Competing with the 'console channels' we will have casual game channels. It is going to be interesting to watch how the battle between these develops, especially as console channels can easily support casual game channels within them. The difference may well come down to the revenue model as, like TV, casual channels are mostly driven by revenue from advertising.

Traditional Linear TV

If you accept for a moment that the channel changer is TV's interactive device, then you can think of the TV experience in game terms; ie you watch until you get bored, then you switch between a fixed set of linear channels. The game element here is the channel surfing itself.

With digital distribution you get TV on-demand; again the interaction model is the thing to watch. The interaction is all about navigating content: with access to near infinite content, how do you find what you really want and how engaging is the process? You can't effectively Google an image or a video unless you know a name upfront. YouTube is the current leader when it comes to presenting a menu for a massive open channel archive, but there is plenty of space to innovate.

What the games industry is uniquely well placed to do is to use its command of interactivity to transform the interface with content - bringing the best of gameplay technology to content surfing.

Online Worlds

Each online world is a channel in the continuum. Facebook and other social networks are also online worlds but ones that have stripped away most game elements to leave the game solely about social interaction; social networks in effect 'score' by social kudos, how many 'friends' you collect or how well you present yourself to them.

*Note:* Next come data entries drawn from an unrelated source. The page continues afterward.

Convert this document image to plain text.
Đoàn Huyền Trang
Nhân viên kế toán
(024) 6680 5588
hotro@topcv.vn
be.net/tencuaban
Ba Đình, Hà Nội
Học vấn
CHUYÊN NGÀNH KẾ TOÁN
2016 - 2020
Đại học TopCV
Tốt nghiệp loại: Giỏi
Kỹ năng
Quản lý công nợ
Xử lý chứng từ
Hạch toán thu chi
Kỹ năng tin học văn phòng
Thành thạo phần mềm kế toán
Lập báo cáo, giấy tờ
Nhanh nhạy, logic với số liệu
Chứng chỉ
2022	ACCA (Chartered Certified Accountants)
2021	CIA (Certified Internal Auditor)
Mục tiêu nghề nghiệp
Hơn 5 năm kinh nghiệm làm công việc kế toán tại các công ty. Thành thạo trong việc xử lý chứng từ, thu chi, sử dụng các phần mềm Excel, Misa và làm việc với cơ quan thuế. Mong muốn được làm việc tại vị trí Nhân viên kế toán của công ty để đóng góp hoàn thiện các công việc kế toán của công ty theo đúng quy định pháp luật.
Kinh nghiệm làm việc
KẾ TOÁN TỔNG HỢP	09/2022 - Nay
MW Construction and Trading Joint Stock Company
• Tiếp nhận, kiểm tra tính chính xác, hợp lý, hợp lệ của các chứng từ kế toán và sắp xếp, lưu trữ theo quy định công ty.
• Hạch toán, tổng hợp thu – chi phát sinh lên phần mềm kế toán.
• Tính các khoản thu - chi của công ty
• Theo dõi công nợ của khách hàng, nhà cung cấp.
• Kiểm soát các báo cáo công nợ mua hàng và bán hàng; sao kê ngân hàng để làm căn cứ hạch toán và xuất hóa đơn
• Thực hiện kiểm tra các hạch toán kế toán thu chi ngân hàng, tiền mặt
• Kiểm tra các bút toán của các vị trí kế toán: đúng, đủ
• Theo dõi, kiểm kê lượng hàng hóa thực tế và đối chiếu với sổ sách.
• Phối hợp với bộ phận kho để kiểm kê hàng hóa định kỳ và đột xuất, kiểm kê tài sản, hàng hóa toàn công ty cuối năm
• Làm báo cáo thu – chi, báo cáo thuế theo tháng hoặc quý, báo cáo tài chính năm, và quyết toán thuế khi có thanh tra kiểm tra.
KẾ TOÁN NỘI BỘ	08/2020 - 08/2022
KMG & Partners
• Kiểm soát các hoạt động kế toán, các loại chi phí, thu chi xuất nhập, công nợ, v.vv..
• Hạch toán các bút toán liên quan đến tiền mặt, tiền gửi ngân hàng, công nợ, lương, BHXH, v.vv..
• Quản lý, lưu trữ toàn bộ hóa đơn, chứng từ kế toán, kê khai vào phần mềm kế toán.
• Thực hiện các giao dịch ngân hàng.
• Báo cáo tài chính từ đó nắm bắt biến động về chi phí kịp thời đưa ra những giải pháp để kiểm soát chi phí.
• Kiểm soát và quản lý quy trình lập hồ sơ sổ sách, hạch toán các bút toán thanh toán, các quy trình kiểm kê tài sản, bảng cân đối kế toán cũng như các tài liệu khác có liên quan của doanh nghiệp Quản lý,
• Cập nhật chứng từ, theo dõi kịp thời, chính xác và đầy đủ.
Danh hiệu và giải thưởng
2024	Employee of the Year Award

Fantasy Online Worlds (FOWs) like World of Warcraft and Eve offer contexts for social experience by providing themes and goals for the interaction. Facebook's innovation is in referencing the real person rather than using a name handle. In this sense Facebook is more the real Second Life than Second Life is itself, which is arguably more a highly configurable chat and conferencing system rather than a game experience.

An exciting development will be the arrival of open channel FOWs that allow third party developers to build components and add-ons. The critical issue here is how these are regulated or commissioned by the channel owner. A tax on trading items within a world, or an equivalent economic engine, would enable a revenue stream for building new content so that a studio could pitch fully-featured items to an FOW owner.